When I look in this mirror will I see
a mountain staring back or a slide in my iris
either life is perfect , though the opposite matters
dyslexic so mind the grammers
because life is perfect even though the opposite scatters
dyslexic so mind the grammers
A well read girl frowned from across the street
It was once said that there minds would one day meet.
They would hold hands nervously
for the first time
at nine
after red wine
helped them see
their time had come
their woes were done
who would have thought that they would end up as one.
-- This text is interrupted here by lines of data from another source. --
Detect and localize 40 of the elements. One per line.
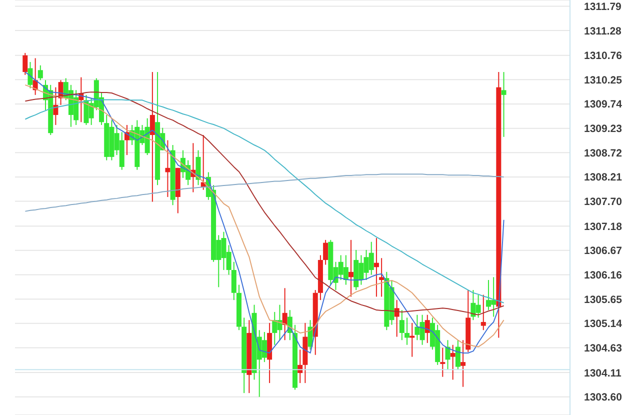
candlestick [28,62,33,89]
candlestick [501,72,506,138]
y-tick-label: 1306.16 [584,269,622,282]
candlestick [460,340,466,388]
candlestick [450,344,456,380]
candlestick [231,261,236,301]
candlestick [38,64,43,81]
y-tick-label: 1310.25 [584,74,622,86]
candlestick [196,150,201,186]
y-tick-label: 1311.28 [584,25,622,38]
candlestick [379,258,384,298]
line-series [24,174,504,212]
y-tick-label: 1304.11 [584,367,622,380]
candlestick [165,140,170,198]
y-tick-label: 1308.21 [584,172,622,184]
candlestick [404,317,410,346]
candlestick [455,340,460,370]
candlestick [374,238,379,298]
y-tick-label: 1304.63 [584,342,622,354]
y-tick-label: 1309.23 [584,123,622,136]
y-tick-label: 1307.70 [584,196,622,208]
candlestick [150,72,155,202]
candlestick [424,314,430,344]
candlestick [480,294,486,331]
y-tick-label: 1311.79 [584,0,622,13]
candlestick [282,288,288,341]
candlestick [22,52,28,76]
y-tick-label: 1303.60 [584,392,622,404]
candlestick [323,239,328,266]
candlestick [53,86,58,126]
y-tick-label: 1309.74 [584,98,622,111]
candlestick [399,310,404,341]
y-tick-label: 1310.76 [584,50,622,62]
y-tick-label: 1305.14 [584,318,622,330]
y-tick-label: 1306.67 [584,245,622,258]
candlestick [440,347,446,378]
y-tick-label: 1305.65 [584,294,622,306]
y-tick-label: 1307.18 [584,220,622,233]
y-tick-label: 1308.72 [584,147,622,160]
candlestick [348,239,354,298]
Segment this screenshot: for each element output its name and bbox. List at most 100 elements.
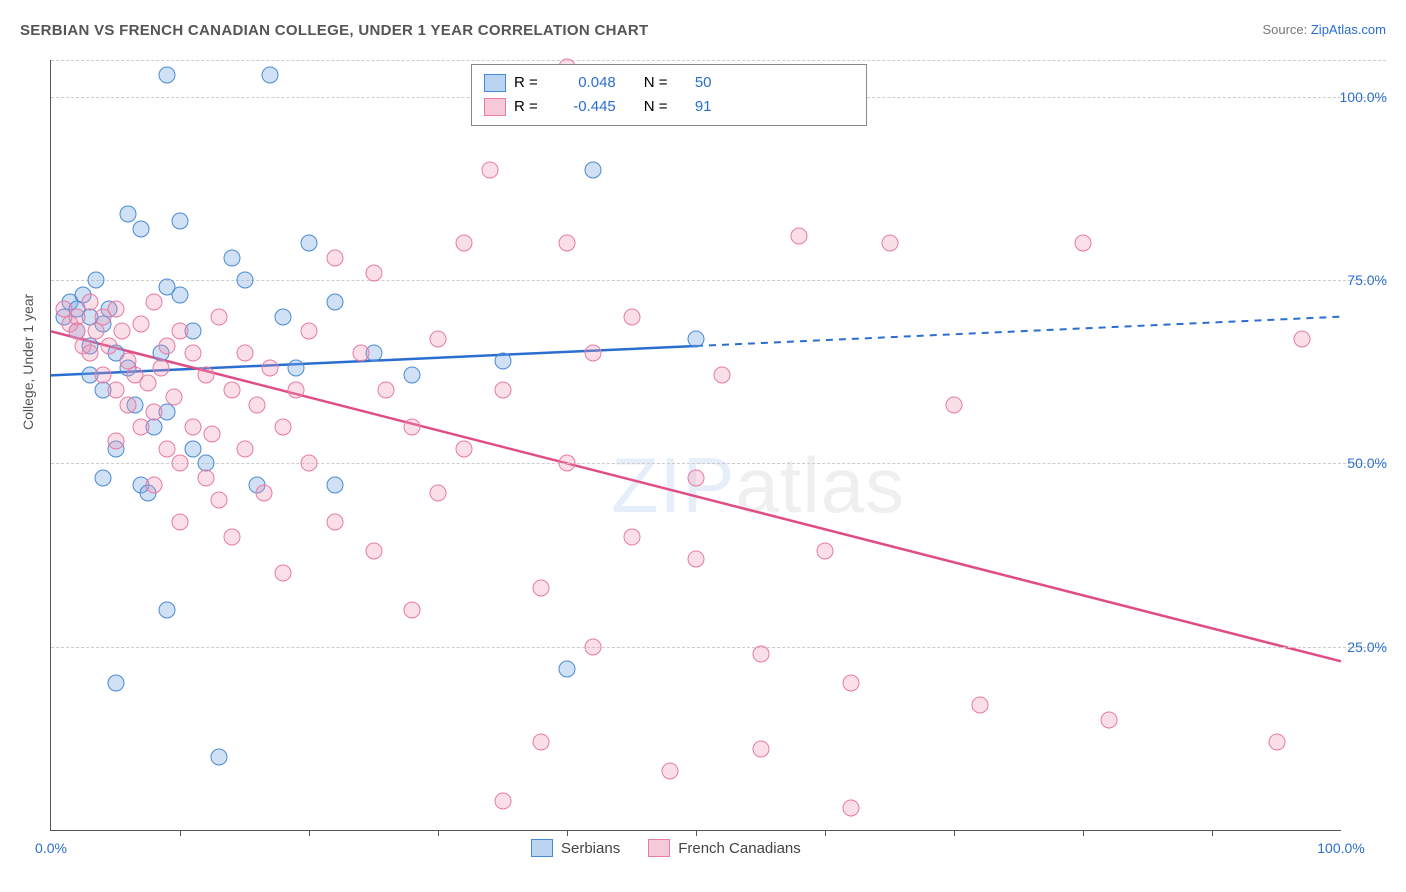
data-point <box>159 602 176 619</box>
y-tick-label: 75.0% <box>1347 272 1395 288</box>
data-point <box>791 228 808 245</box>
n-label: N = <box>644 95 668 119</box>
watermark-thin: atlas <box>735 441 905 529</box>
x-tick-label: 100.0% <box>1317 840 1364 856</box>
data-point <box>172 455 189 472</box>
data-point <box>210 308 227 325</box>
data-point <box>120 396 137 413</box>
data-point <box>210 748 227 765</box>
data-point <box>275 565 292 582</box>
legend-row-french-canadians: R = -0.445 N = 91 <box>484 95 854 119</box>
n-value-french-canadians: 91 <box>676 95 712 119</box>
x-tick <box>567 830 568 836</box>
swatch-french-canadians-icon <box>648 839 670 857</box>
data-point <box>688 470 705 487</box>
data-point <box>172 286 189 303</box>
data-point <box>352 345 369 362</box>
data-point <box>326 514 343 531</box>
data-point <box>113 323 130 340</box>
data-point <box>1075 235 1092 252</box>
data-point <box>101 338 118 355</box>
data-point <box>481 162 498 179</box>
data-point <box>559 235 576 252</box>
data-point <box>494 382 511 399</box>
data-point <box>288 360 305 377</box>
data-point <box>713 367 730 384</box>
data-point <box>817 543 834 560</box>
data-point <box>133 220 150 237</box>
y-tick-label: 100.0% <box>1340 89 1395 105</box>
data-point <box>94 367 111 384</box>
data-point <box>430 330 447 347</box>
data-point <box>107 301 124 318</box>
x-tick <box>825 830 826 836</box>
data-point <box>494 352 511 369</box>
data-point <box>236 440 253 457</box>
data-point <box>752 646 769 663</box>
data-point <box>275 418 292 435</box>
legend-label-serbians: Serbians <box>561 840 620 857</box>
r-label: R = <box>514 95 538 119</box>
r-value-french-canadians: -0.445 <box>546 95 616 119</box>
watermark: ZIPatlas <box>611 440 905 531</box>
r-value-serbians: 0.048 <box>546 71 616 95</box>
data-point <box>255 484 272 501</box>
data-point <box>133 316 150 333</box>
data-point <box>184 418 201 435</box>
data-point <box>107 433 124 450</box>
data-point <box>326 477 343 494</box>
data-point <box>159 338 176 355</box>
data-point <box>262 66 279 83</box>
n-value-serbians: 50 <box>676 71 712 95</box>
data-point <box>404 418 421 435</box>
legend-item-french-canadians: French Canadians <box>648 839 801 857</box>
y-tick-label: 25.0% <box>1347 639 1395 655</box>
n-label: N = <box>644 71 668 95</box>
data-point <box>133 418 150 435</box>
x-tick <box>1212 830 1213 836</box>
data-point <box>301 455 318 472</box>
source-prefix: Source: <box>1262 22 1310 37</box>
correlation-legend: R = 0.048 N = 50 R = -0.445 N = 91 <box>471 64 867 126</box>
x-tick <box>180 830 181 836</box>
x-tick <box>1083 830 1084 836</box>
data-point <box>223 250 240 267</box>
gridline <box>51 463 1386 464</box>
data-point <box>184 345 201 362</box>
x-tick <box>954 830 955 836</box>
data-point <box>107 675 124 692</box>
data-point <box>946 396 963 413</box>
data-point <box>971 697 988 714</box>
data-point <box>559 455 576 472</box>
data-point <box>152 360 169 377</box>
data-point <box>623 308 640 325</box>
data-point <box>94 470 111 487</box>
data-point <box>752 741 769 758</box>
swatch-serbians-icon <box>531 839 553 857</box>
data-point <box>88 272 105 289</box>
swatch-serbians <box>484 74 506 92</box>
y-axis-label: College, Under 1 year <box>20 294 36 430</box>
data-point <box>159 440 176 457</box>
x-tick <box>438 830 439 836</box>
data-point <box>107 382 124 399</box>
data-point <box>533 580 550 597</box>
data-point <box>662 763 679 780</box>
r-label: R = <box>514 71 538 95</box>
data-point <box>842 675 859 692</box>
watermark-bold: ZIP <box>611 441 735 529</box>
data-point <box>559 660 576 677</box>
source-link[interactable]: ZipAtlas.com <box>1311 22 1386 37</box>
data-point <box>236 272 253 289</box>
data-point <box>326 294 343 311</box>
data-point <box>842 800 859 817</box>
data-point <box>197 367 214 384</box>
data-point <box>139 374 156 391</box>
data-point <box>172 514 189 531</box>
data-point <box>262 360 279 377</box>
data-point <box>533 734 550 751</box>
data-point <box>236 345 253 362</box>
data-point <box>159 66 176 83</box>
data-point <box>1100 712 1117 729</box>
data-point <box>1294 330 1311 347</box>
They were friends and they both were in relationships that met their end too early
or so it seemed to them at the time
but not its their time to represent love
and show the world its worth it.
The hassle
the build and share their own castle.
Imagine a marriage and two kids
Rosa and Paige.
The years go by they're growing with age
and noticing their parents marriage is falling apart
and that love is a fine art
a canvas of the heart.
Little Rosa is the oldest
thinking that boys are the coldest.
Fights between her mom and dad she has noticed.
When she's older she'll learn
that its part of the process
and the world will still turn
with or without her protest
Paige has got the blue eyes
in the family of brown,
she's three years old
and barely a frown was written on her face
Rosa looks down at her sister with pride
they look nothing alike
but the feeling inside
can never be replaced.
and mom and dad are still married
getting carried down the river
holes in the boat
fixing leaks one by one
staying afloat
trying for a son
still having fun.
Shooting for the stars with a silver lined gun.
Twelve Pieces (Time)
Breaking a clock into twelve small pieces.
Indivisible time still lacks the intent,
for the arms are still only a few.
Fighting to define space in the cracks.